Well, assuming we’re doing it to make more money, not to keep up appearances, the best choice is still to pay the money for QlikView. It reads ODBC, OLE DB, text files and Excel–everything a business needs. The ETL language is easy to understand for any businessperson that has put together an Access database or enjoys Excel formulas (blech!). The GUI front-end designer is powerful & straightforward. And the in-memory database behind QlikView is so incredibly fast that I routinely analyze 10 million of rows in a split-second. It’s a one-stop shop.
Tableau is a good option but you lose the database and ETL. Maybe you don’t have a large volume of data or maybe it’s all in one view in the database–Tableau could work for you.
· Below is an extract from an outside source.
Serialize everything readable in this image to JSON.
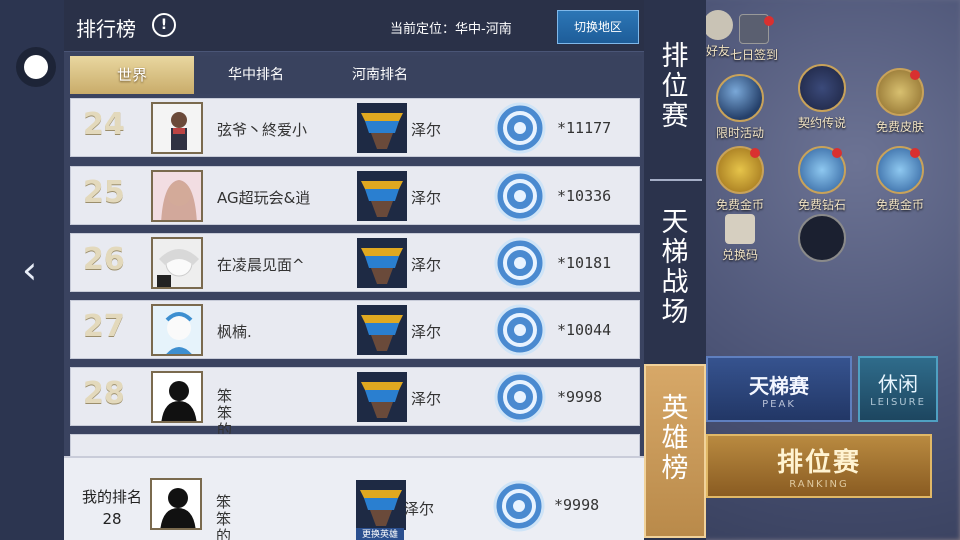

At a lower cost? Well, it definitely comes down to tradeoffs in coder skill, money, development time and ease of use. Whereas in QlikView anyone can write the basic code to read a couple tables, all other solutions demand heavy lifting somehwere.
If I was doing it for free?
I’d start with PHP, and possibly Ruby. Read from a database, calculate, generate Google Charts, and maybe use one of the low/no-cost Flash-based charting libraries for interactive splash. In a future post I’d like to cover ORMs and Google Chart APIs and how it can help get these projects off and running quickly.
Got any ideas? I’m always on the lookout for a faster cheaper better way to create these solutions.